Regarding tackle storage, Plano has long been the standard in the industry. For proof of that, look at the fact that their 3600 and 3700 sizes have become the standard for all brands of boxes and that bass boat manufacturers build their storage compartments to fit Plano's dimensions. They have been making tackle boxes and other storage solutions for years and continue to add products to keep you organized.
Their latest launch is the EDGE series that they bill as a “revolutionary line of tackle boxes,” and it is hard to argue with that statement. Included in the lineup are ten boxes that are fit for everyday use as well as specific lure types. They have been highly engineered to prevent your lures from rusting, secure them better, and help you become more organized.
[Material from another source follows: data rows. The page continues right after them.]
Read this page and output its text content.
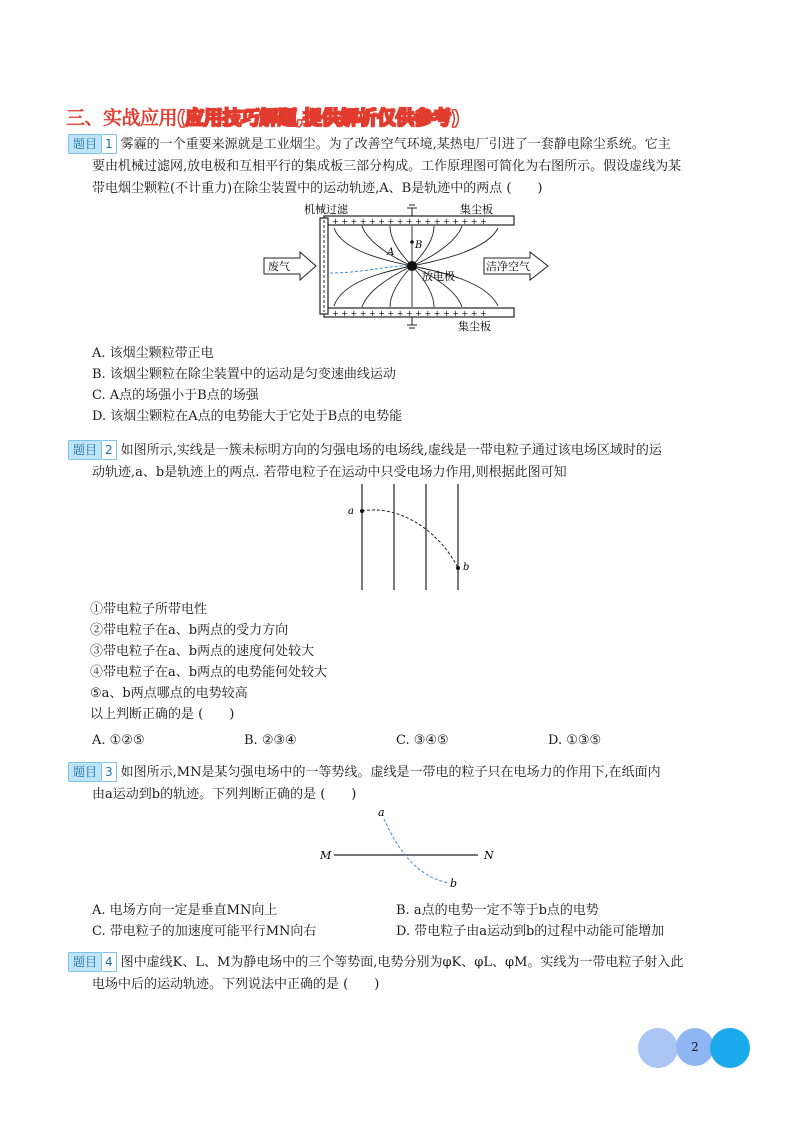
三、实战应用(应用技巧解题,提供解析仅供参考)
题目 1 雾霾的一个重要来源就是工业烟尘。为了改善空气环境,某热电厂引进了一套静电除尘系统。它主
要由机械过滤网,放电极和互相平行的集成板三部分构成。工作原理图可简化为右图所示。假设虚线为某
带电烟尘颗粒(不计重力)在除尘装置中的运动轨迹,A、B是轨迹中的两点 (　　)
+ + + + + + + + + + + + + + + + +
+ + + + + + + + + + + + + + + + +
A
B
机械过滤	集尘板
集尘板
放电极
废气	洁净空气
A. 该烟尘颗粒带正电
B. 该烟尘颗粒在除尘装置中的运动是匀变速曲线运动
C. A点的场强小于B点的场强
D. 该烟尘颗粒在A点的电势能大于它处于B点的电势能
题目 2 如图所示,实线是一簇未标明方向的匀强电场的电场线,虚线是一带电粒子通过该电场区域时的运
动轨迹,a、b是轨迹上的两点. 若带电粒子在运动中只受电场力作用,则根据此图可知
a
b
①带电粒子所带电性
②带电粒子在a、b两点的受力方向
③带电粒子在a、b两点的速度何处较大
④带电粒子在a、b两点的电势能何处较大
⑤a、b两点哪点的电势较高
以上判断正确的是 (　　)
A. ①②⑤	B. ②③④	C. ③④⑤	D. ①③⑤
题目 3 如图所示,MN是某匀强电场中的一等势线。虚线是一带电的粒子只在电场力的作用下,在纸面内
由a运动到b的轨迹。下列判断正确的是 (　　)
M	N
a
b
A. 电场方向一定是垂直MN向上	B. a点的电势一定不等于b点的电势
C. 带电粒子的加速度可能平行MN向右	D. 带电粒子由a运动到b的过程中动能可能增加
题目 4 图中虚线K、L、M为静电场中的三个等势面,电势分别为φK、φL、φM。实线为一带电粒子射入此
电场中后的运动轨迹。下列说法中正确的是 (　　)
2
After using them in real-world fishing situations, it has become evident that they have thought about just everything. Here is a recap of some highlights of using Plano’s most advanced boxes.
Keep Your Baits Dry
The EDGE series boxes have a Dri-Loc watertight seal that keeps water out, but it doesn’t stop there. Earlier this year, Plano released their rust-prevention solution they call Rustrictor. This product was made to prevent your expensive lures from developing rust, and even though you can’t “see it,” the added insurance of protecting your baits from rust is a good feeling.
The EDGE series has this product molded into the base itself, and they have gone an extra step with the addition of plastic dividers that improve airflow. They also include the Water Wick, one divider with a silica gel to further remove moisture.
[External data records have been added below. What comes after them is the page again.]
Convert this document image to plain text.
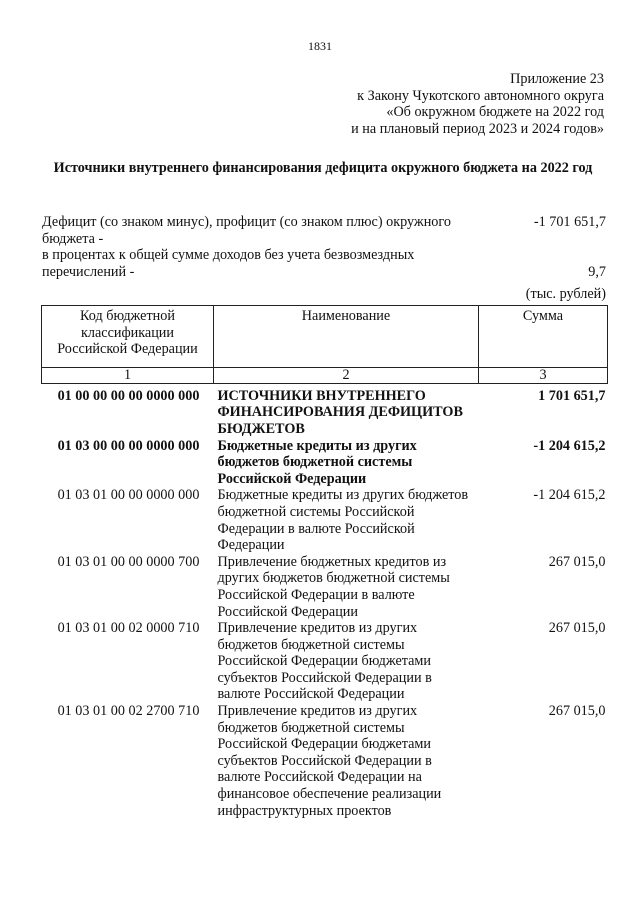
1831
Приложение 23
к Закону Чукотского автономного округа
«Об окружном бюджете на 2022 год
и на плановый период 2023 и 2024 годов»
Источники внутреннего финансирования дефицита окружного бюджета на 2022 год
Дефицит (со знаком минус), профицит (со знаком плюс) окружного бюджета -
-1 701 651,7
в процентах к общей сумме доходов без учета безвозмездных перечислений -	9,7
(тыс. рублей)
Код бюджетной классификации Российской Федерации	Наименование	Сумма
1	2	3

01 00 00 00 00 0000 000	ИСТОЧНИКИ ВНУТРЕННЕГО ФИНАНСИРОВАНИЯ ДЕФИЦИТОВ БЮДЖЕТОВ	1 701 651,7
01 03 00 00 00 0000 000	Бюджетные кредиты из других бюджетов бюджетной системы Российской Федерации	-1 204 615,2
01 03 01 00 00 0000 000	Бюджетные кредиты из других бюджетов бюджетной системы Российской Федерации в валюте Российской Федерации	-1 204 615,2
01 03 01 00 00 0000 700	Привлечение бюджетных кредитов из других бюджетов бюджетной системы Российской Федерации в валюте Российской Федерации	267 015,0
01 03 01 00 02 0000 710	Привлечение кредитов из других бюджетов бюджетной системы Российской Федерации бюджетами субъектов Российской Федерации в валюте Российской Федерации	267 015,0
01 03 01 00 02 2700 710	Привлечение кредитов из других бюджетов бюджетной системы Российской Федерации бюджетами субъектов Российской Федерации в валюте Российской Федерации на финансовое обеспечение реализации инфраструктурных проектов	267 015,0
One of the simplest features of these boxes is also the best; the oversized latch allows for smooth opening with just one hand. Most boxes don’t allow that, and the quick opening of a tackle box with one hand is something you won’t appreciate until you see it yourself.
If you are like this author, you have plenty of tackle boxes organized by lure type or maybe a season or, if you are really on top of it, by the body of water or fish species. The challenge when there are stacks of similar boxes is knowing what is inside each box without going through them.
One way to solve this problem is by using a Sharpie to mark the sides of the box. Another way to do this is with a label maker. Each will do the job, but labels can come loose over time, and marking with a permanent marker is permanent.
The engineering team at Plano created the EZ Label system that allows you to use a marker to write what is inside the box and remove it with a few hard rubs. It is recessed so that it doesn’t rub off over time. It works as advertised and is an ingenious solution.
The ten boxes are the standard 3600 size, three 3700 boxes (Thin, Standard, and Deep), and six other technique-specific models.
The first four are basic sizes, and you can fill them with whatever you like, and the remaining six were developed for a more specific purpose. Included in that group are the Plastics Box, Spinnerbait Box, Jig/Bladed Jig Box, Crankbait XL, Small Crankbait Box, and Terminal Box.
This box can hold plastics inside their bags or plastic clamshells with no issue. It was built around the popular boot tail swimbait like the Keitech Swing Impact FAT that are often kept in their original packaging to keep them straight.
If you like spinnerbaits and use different blade and skirt combinations, this one may be for you. It was said that Kevin VanDam was the driving force behind this box, and he is a noted spinnerbait fanatic.
It is larger than many spinnerbait-specific boxes and can hold quite a few baits. The downside of this box is the size, as it takes up some space, but if you love spinnerbaits, you may make that sacrifice.
Jig/Bladed Jig Box
Out of all of the boxes in the series, this one is sure to be a favorite. It allows for easy organization (and, more importantly, access) to jigs and ChatterBaits. The box holds an endless number of slots for each of the baits. They are said to hold up to 70 individual jigs or bladed jigs.
Small Crankbait Box
Both crankbait boxes feature a different spin or keep treble-hooked baits organized. The baits are held in place by silicone “fingers” that protect each bait from banging into each other, dulling hooks, and removing paint finishes.
The downside of this way to store baits is losing some of the overall space in your box. Instead of grouping baits and jamming the slots full, you are limited to how many they can hold. The tradeoff is keeping your expensive baits like high-end crankbaits and jerkbaits in pristine condition.
The XL box has the same features as the Small Crankbait box, but the baits are stored vertically instead of horizontally. The box is big, but it can hold an ample supply of mega-deep divers like the Strike King 8XD and 10XD.
This box is specially made for small terminal tackle products like hooks and weights. Like the other boxes, it is strong and can keep your expensive terminal tackle like tungsten weights organized and protected.
Extra “Cool Features”
Another neat thing about these boxes is that the dividers are pre-cut, which means no more time cutting your dividers when you get a new box.
They also feel very solid and have a crystal-clear lid to see what is inside easily. Most boxes also stack together for easy storage in your garage or tackle room without sliding.
While these are pricier than most tackle boxes, they are highly engineered and well built. They thought of it all when designing these products. The Plano EDGE series may be the perfect fit if you are looking for new tackle storage.